2.5.09

ITW Classic Archive


Classic Archive : Dans les coulisses de la collection (octobre 2005)
(Source: http://www.ideale-audience.com)

A l’occasion de la sortie de 10 nouveaux titres de Classic Archive en DVD, Jacques Spohr, responsable éditorial de la collection, revient sur ce projet unique qui compte desormais 45 références.



Pouvez-vous d’abord vous présenter (études, parcours....) et raconter comment vous avez commencé à participer au projet Classic Archive?


J’ai une formation universitaire, durant laquelle j’ai rédigé un mémoire de maîtrise d’Histoire de l’Art sur la décoration scénique du Parsifal de Wagner depuis sa création, puis un mémoire de DEA sur l’œuvre du cinéaste Hans-Jürgen Syberberg. Déjà donc des préoccupations liées à la musique, au cinéma et à la musique filmée puisque Syberberg avait réalisé en 1982 un Parsifal mémorable. C’est à cette époque, en 1996, que j’ai fait un stage à Idéale Audience pour effectuer la recherche d’archives pour le film de Bruno Monsaingeon sur Sviatoslav Richter, Richter l’Insoumis. En fait cette recherche a duré longtemps et j’ai enchaîné avec un portrait de Julia Varady puis The Art of Piano. Classic Archive était alors à l’état embryonnaire et le producteur de la série, Olivier Charvet, a commencé à m’impliquer petit à petit dans le projet, pour mettre de l’ordre dans des listes énormes. Puis tout naturellement, je suis resté sur le projet et une équipe de production a été constituée pour produire 78 épisodes de 52 minutes, qui sont toujours diffusés par Mezzo. Nous partions de zéro, il fallait entre autres retrouver les contacts de tous les interprètes que nous voulions voir figurer dans la série, ce qui doit représenter plus de 200 contrats. Depuis 5 ans je travaille principalement sur Classic Archive, qui n’est devenu une collection DVD que dans un second temps, en 2002.

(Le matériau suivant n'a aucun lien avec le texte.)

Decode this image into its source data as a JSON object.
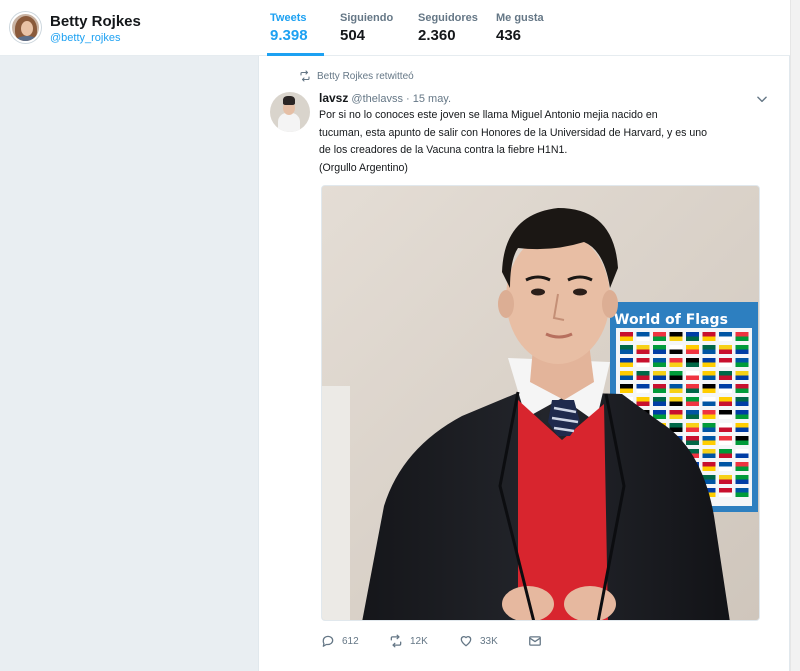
{
  "profile": {
    "name": "Betty Rojkes",
    "handle": "@betty_rojkes"
  },
  "stats": [
    {
      "label": "Tweets",
      "value": "9.398"
    },
    {
      "label": "Siguiendo",
      "value": "504"
    },
    {
      "label": "Seguidores",
      "value": "2.360"
    },
    {
      "label": "Me gusta",
      "value": "436"
    }
  ],
  "tweet": {
    "retweeted_by": "Betty Rojkes retwitteó",
    "author_name": "lavsz",
    "author_handle": "@thelavss",
    "date": "· 15 may.",
    "text_line_1": "Por si no lo conoces este joven se llama Miguel Antonio mejia nacido en",
    "text_line_2": "tucuman, esta apunto de salir con Honores de la Universidad de Harvard, y es uno",
    "text_line_3": "de los creadores de la Vacuna contra la fiebre H1N1.",
    "text_line_4": "(Orgullo Argentino)",
    "media_poster_title": "World of Flags",
    "replies": "612",
    "retweets": "12K",
    "likes": "33K"
  },
  "icons": {
    "retweet": "retweet-icon",
    "reply": "reply-icon",
    "like": "heart-icon",
    "dm": "envelope-icon",
    "caret": "chevron-down-icon"
  },
  "colors": {
    "accent": "#1da1f2",
    "muted": "#657786",
    "page_bg": "#e6ecf0"
  }
}
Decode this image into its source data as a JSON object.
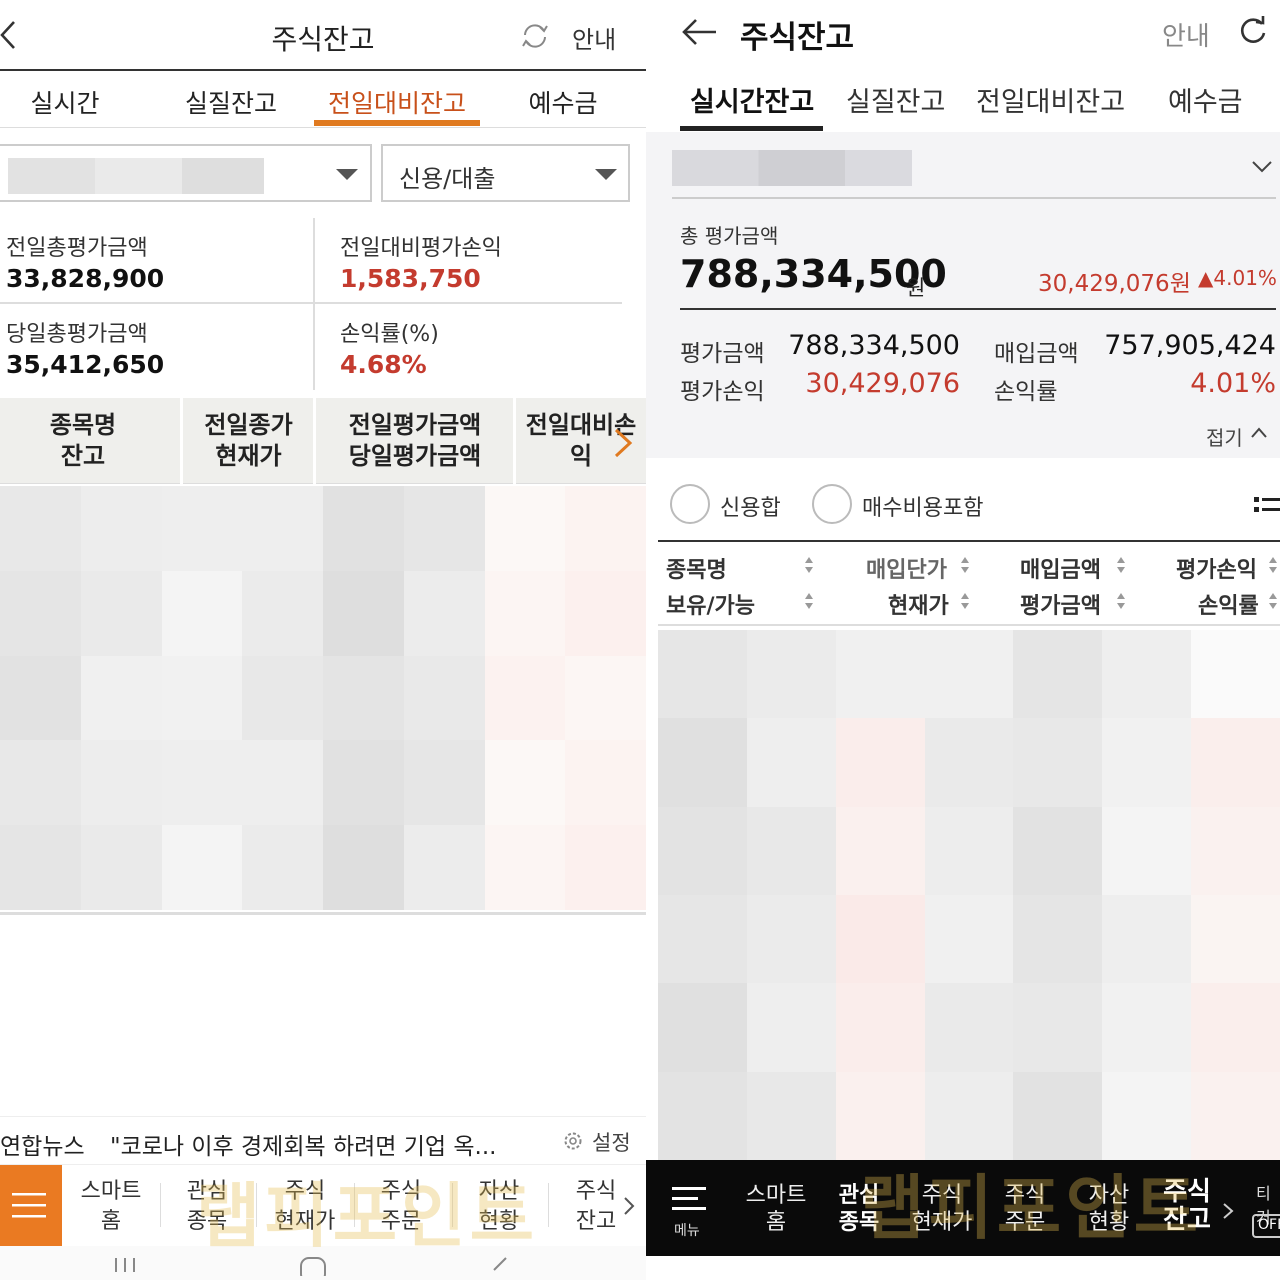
{
  "left": {
    "header": {
      "title": "주식잔고",
      "guide_label": "안내"
    },
    "tabs": [
      {
        "label": "실시간"
      },
      {
        "label": "실질잔고"
      },
      {
        "label": "전일대비잔고",
        "active": true
      },
      {
        "label": "예수금"
      }
    ],
    "credit_select": {
      "value": "신용/대출"
    },
    "summary": {
      "prev_total_eval_label": "전일총평가금액",
      "prev_total_eval_value": "33,828,900",
      "prev_diff_pl_label": "전일대비평가손익",
      "prev_diff_pl_value": "1,583,750",
      "today_total_eval_label": "당일총평가금액",
      "today_total_eval_value": "35,412,650",
      "pl_rate_label": "손익률(%)",
      "pl_rate_value": "4.68%"
    },
    "table_headers": [
      {
        "line1": "종목명",
        "line2": "잔고"
      },
      {
        "line1": "전일종가",
        "line2": "현재가"
      },
      {
        "line1": "전일평가금액",
        "line2": "당일평가금액"
      },
      {
        "line1": "전일대비손",
        "line2": "익"
      }
    ],
    "news": {
      "source": "연합뉴스",
      "headline": "\"코로나 이후 경제회복 하려면 기업 옥...",
      "settings_label": "설정"
    },
    "bottom_nav": [
      {
        "line1": "스마트",
        "line2": "홈"
      },
      {
        "line1": "관심",
        "line2": "종목"
      },
      {
        "line1": "주식",
        "line2": "현재가"
      },
      {
        "line1": "주식",
        "line2": "주문"
      },
      {
        "line1": "자산",
        "line2": "현황"
      },
      {
        "line1": "주식",
        "line2": "잔고"
      }
    ]
  },
  "right": {
    "header": {
      "title": "주식잔고",
      "guide_label": "안내"
    },
    "tabs": [
      {
        "label": "실시간잔고",
        "active": true
      },
      {
        "label": "실질잔고"
      },
      {
        "label": "전일대비잔고"
      },
      {
        "label": "예수금"
      }
    ],
    "summary": {
      "total_eval_label": "총 평가금액",
      "total_eval_value": "788,334,500",
      "total_eval_unit": "원",
      "total_pl": "30,429,076원",
      "total_pct": "▲4.01%",
      "eval_amount_label": "평가금액",
      "eval_amount_value": "788,334,500",
      "buy_amount_label": "매입금액",
      "buy_amount_value": "757,905,424",
      "eval_pl_label": "평가손익",
      "eval_pl_value": "30,429,076",
      "pl_rate_label": "손익률",
      "pl_rate_value": "4.01%",
      "fold_label": "접기"
    },
    "options": {
      "credit_sum_label": "신용합",
      "include_fee_label": "매수비용포함"
    },
    "table_headers": {
      "name": "종목명",
      "hold": "보유/가능",
      "buy_price": "매입단가",
      "current_price": "현재가",
      "buy_amount": "매입금액",
      "eval_amount": "평가금액",
      "eval_pl": "평가손익",
      "pl_rate": "손익률"
    },
    "bottom_nav": {
      "menu_label": "메뉴",
      "items": [
        {
          "line1": "스마트",
          "line2": "홈"
        },
        {
          "line1": "관심",
          "line2": "종목"
        },
        {
          "line1": "주식",
          "line2": "현재가"
        },
        {
          "line1": "주식",
          "line2": "주문"
        },
        {
          "line1": "자산",
          "line2": "현황"
        },
        {
          "line1": "주식",
          "line2": "잔고",
          "active": true
        }
      ],
      "extra_label": "티커",
      "off_label": "OFF"
    }
  },
  "watermark": "랩피포인트",
  "colors": {
    "accent_orange": "#e07a20",
    "loss_red": "#c43b2e",
    "nav_dark": "#0a0a0a"
  }
}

Quand on a accès à des fonds d'archives aussi importants que ceux de l'INA et de la BBC, on pourrait imaginer qu'il est facile de constituer une collection comme Classic Archive. On sait pourtant que la pérennité d'une telle collection passe par une politique éditoriale stricte. Pouvez-vous nous en donner les grandes lignes, en insistant peut être sur tous les pièges un peu faciles dans lesquels on pourrait tomber quand on a un matériel de ce calibre entre les mains ?


Une politique éditoriale stricte ? Oui et non ! C’est un dosage qui dépend de la matière, c’est-à- dire des films. Pour installer la collection sur le marché, il est clair que les commerciaux ont besoin d’un concept simple à saisir, un écrin, un emballage, une identité graphique. Le public certainement aussi. Mais en ce qui concerne le contenu, il faut dès le départ réussir à se ménager une certaine souplesse pour ne pas être coincé par un concept trop rigide, sans quoi on fait l’impasse sur beaucoup de documents.

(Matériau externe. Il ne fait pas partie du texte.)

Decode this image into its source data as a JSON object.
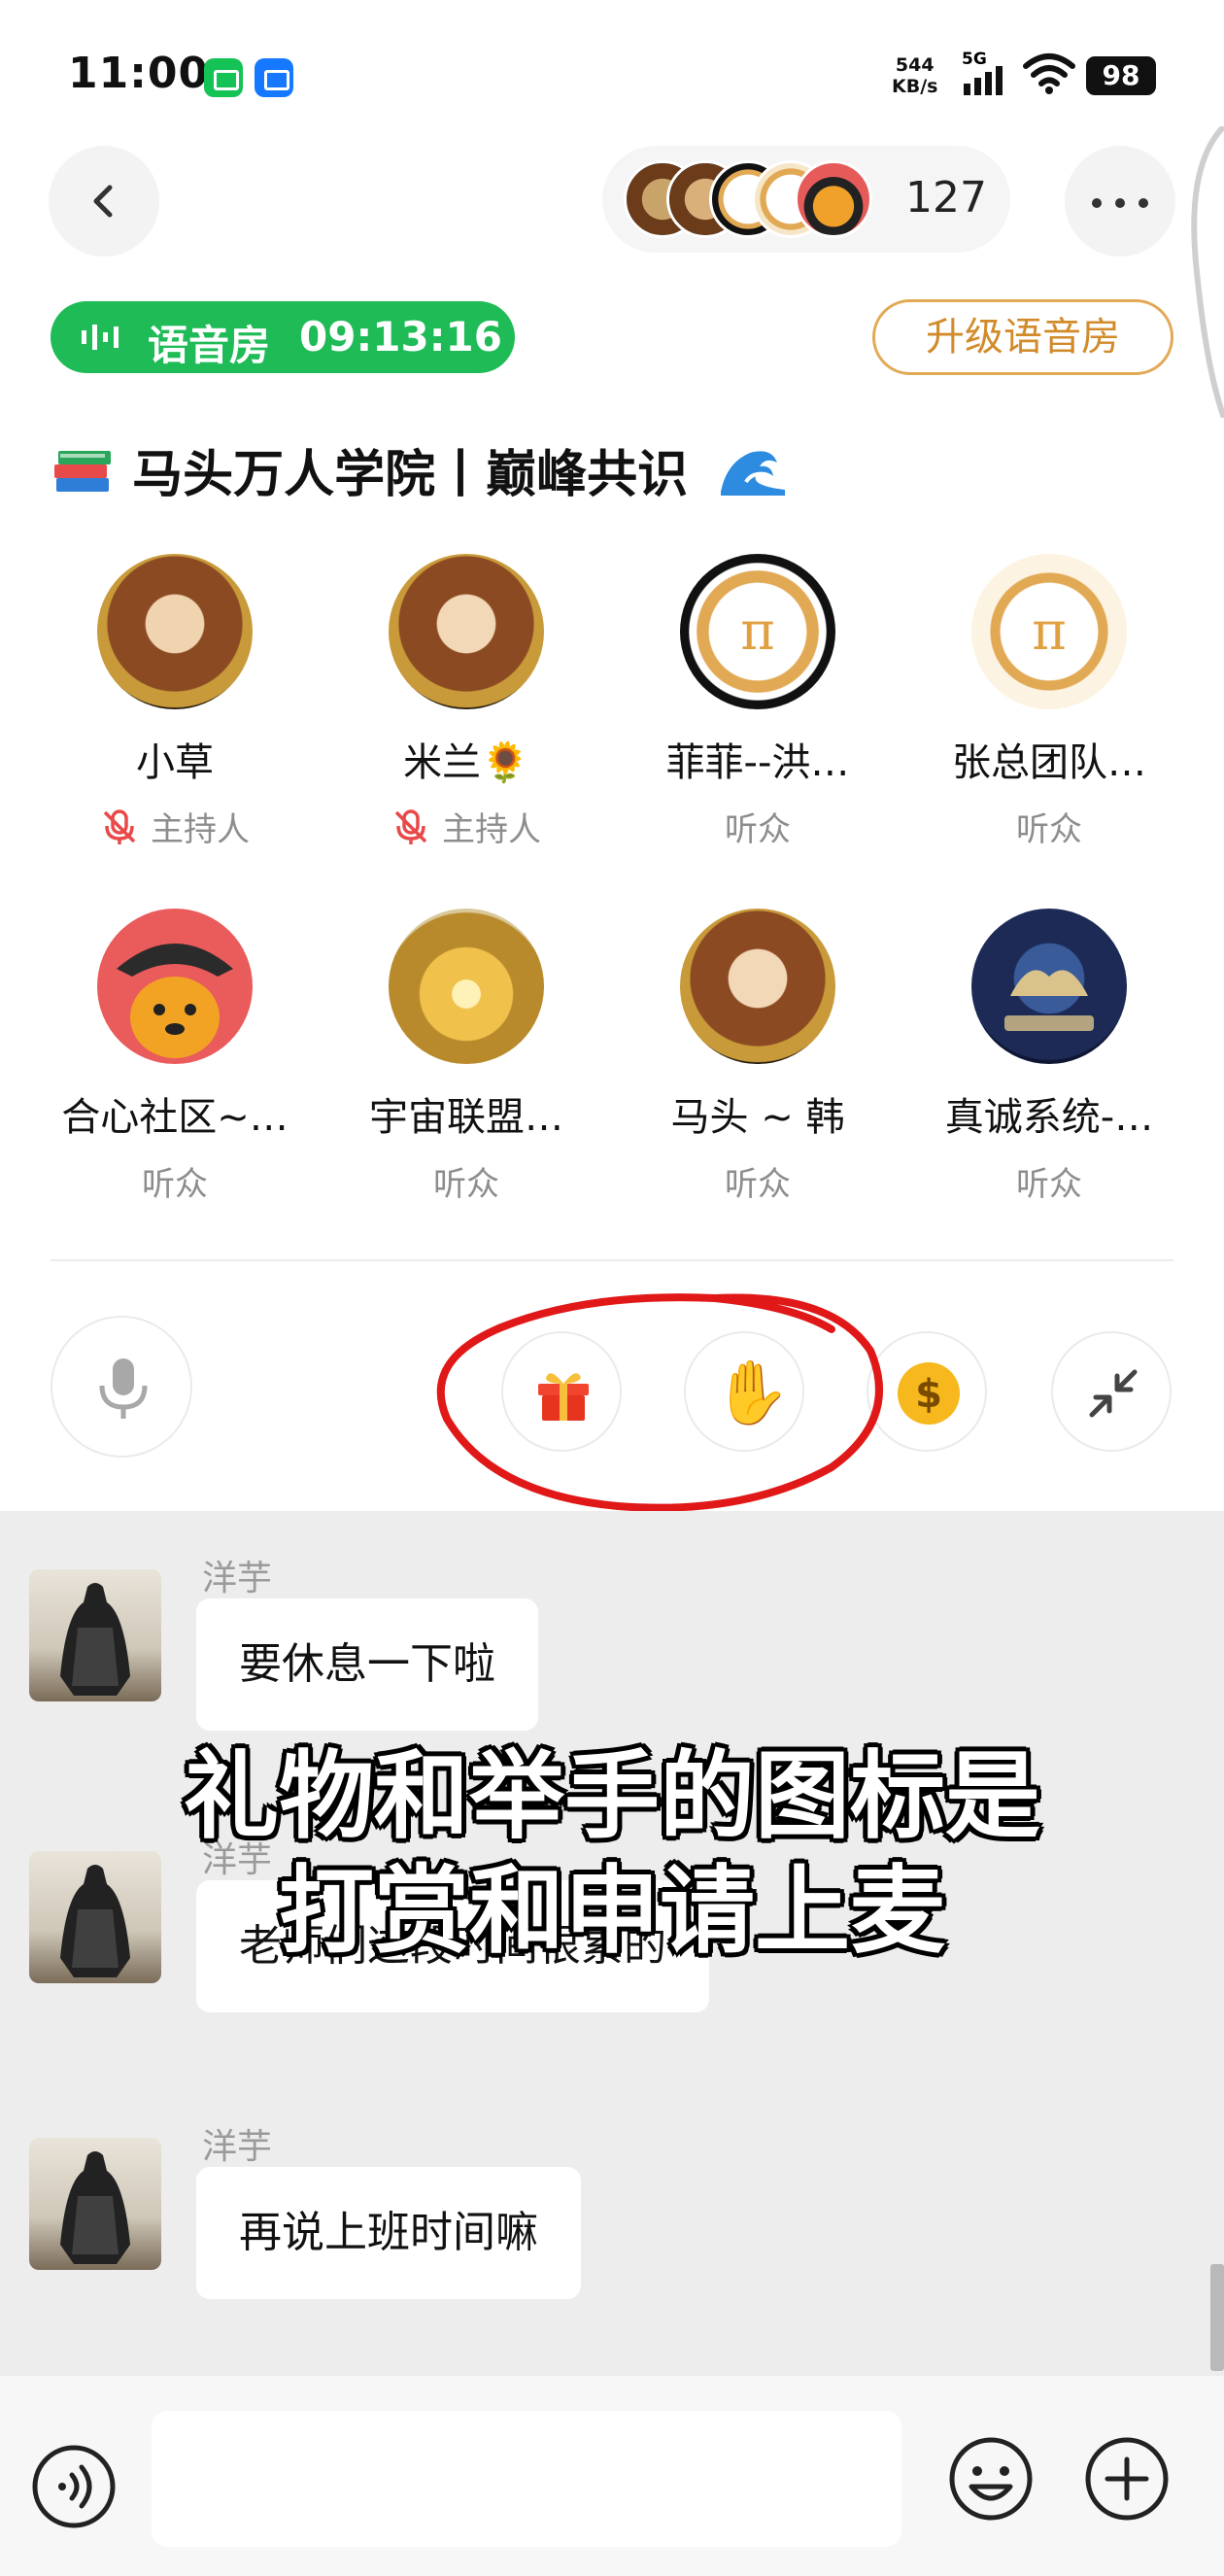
{
  "status_bar": {
    "time": "11:00",
    "net_speed_value": "544",
    "net_speed_unit": "KB/s",
    "network": "5G",
    "battery": "98"
  },
  "header": {
    "listener_count": "127",
    "voice_badge_label": "语音房",
    "voice_badge_timer": "09:13:16",
    "upgrade_label": "升级语音房",
    "room_title": "马头万人学院丨巅峰共识"
  },
  "members": [
    {
      "name": "小草",
      "role": "主持人",
      "muted": true
    },
    {
      "name": "米兰🌻",
      "role": "主持人",
      "muted": true
    },
    {
      "name": "菲菲--洪…",
      "role": "听众",
      "muted": false
    },
    {
      "name": "张总团队…",
      "role": "听众",
      "muted": false
    },
    {
      "name": "合心社区~…",
      "role": "听众",
      "muted": false
    },
    {
      "name": "宇宙联盟…",
      "role": "听众",
      "muted": false
    },
    {
      "name": "马头 ~ 韩",
      "role": "听众",
      "muted": false
    },
    {
      "name": "真诚系统-…",
      "role": "听众",
      "muted": false
    }
  ],
  "coin_icon_glyph": "$",
  "chat": [
    {
      "user": "洋芋",
      "text": "要休息一下啦"
    },
    {
      "user": "洋芋",
      "text": "老师们这段时间很累的"
    },
    {
      "user": "洋芋",
      "text": "再说上班时间嘛"
    }
  ],
  "caption": {
    "line1": "礼物和举手的图标是",
    "line2": "打赏和申请上麦"
  },
  "input": {
    "placeholder": ""
  },
  "colors": {
    "accent_green": "#1fbb57",
    "upgrade_gold": "#d18b2b",
    "annotation_red": "#e01818"
  }
}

A priori la collection se décline sur le mode« 1 artiste = 1 DVD». C’est un peu l’évidence ! Mais se focaliser sur une telle formule ne tient pas compte de la réalité des fonds d’archives. Nous ne sommes pas dans la même dynamique que l’édition discographique, où, pour faire un disque sur un interprète, vous avez l’embarras du choix. Avec des films, ce n’est pas du tout le cas.

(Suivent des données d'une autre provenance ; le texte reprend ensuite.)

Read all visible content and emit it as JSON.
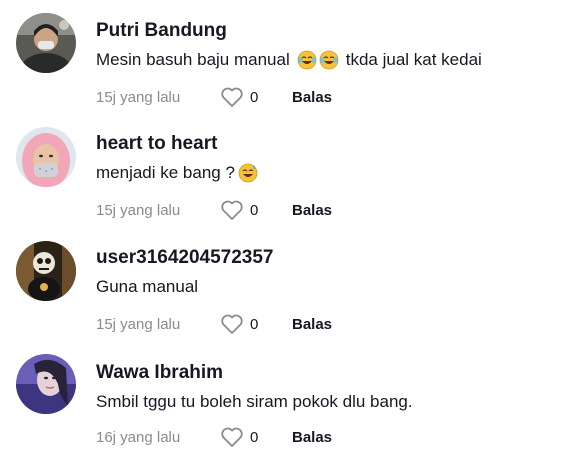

Si l’on s’en tenait rigidement à ce principe, on serait forcés de faire l’impasse sur des documents rares qui, pour un interprète mythique, ne dépassent pas les 20 mn, même s’ils constituent la seule archive filmée existante (Solomon par exemple). Dans un programme comme Classic Archive, on ne peut décemment laisser cela de côté. A contrario ce n’est pas parce que vous disposez d’une pléthore de films sur un autre artiste qu’il faudra tout restaurer. On évite autant que possible le remplissage avec des films où les interprètes ne sont pas à leur avantage. On trouve donc des astuces éditoriales qui permettent de montrer des suppléments intéressants. J’ai défendu l’idée que les bonus doivent simplement consister en films supplémentaires, même s’ils n’ont pas de lien évident avec l’artiste du titre. Des films supplémentaires qui ne trouveraient pas de place autrement sur un DVD. Je suppose que l’acheteur d’un DVD consacré à Arrau ne sera pas mécontent de découvrir un film sur Solomon, au contraire ! Le choix du bonus relève aussi du coup de cœur comme la sonate de Debussy par Gendron sur le DVD consacré à Fournier.

Le titre Great Opera Singers, qui est une compilation d’artistes lyriques, est une grosse entorse à la règle, un prétexte pour montrer des films qui seraient restés dans les cartons, comme par exemple Elisabeth Grümmer chantant Lohengrin en 1965.

Une fois la série installée on peut prendre des libertés quand les films sont excellents.

Et, en ce qui me concerne, ce sont les films qui dictent la marche à suivre bien plus que le concept, aussi bon soit-il. La question qui doit primer est : ce film doit-il, mérite-t-il d’être restauré et montré ? Si oui, alors on on se débrouillera pour qu’il soit vu.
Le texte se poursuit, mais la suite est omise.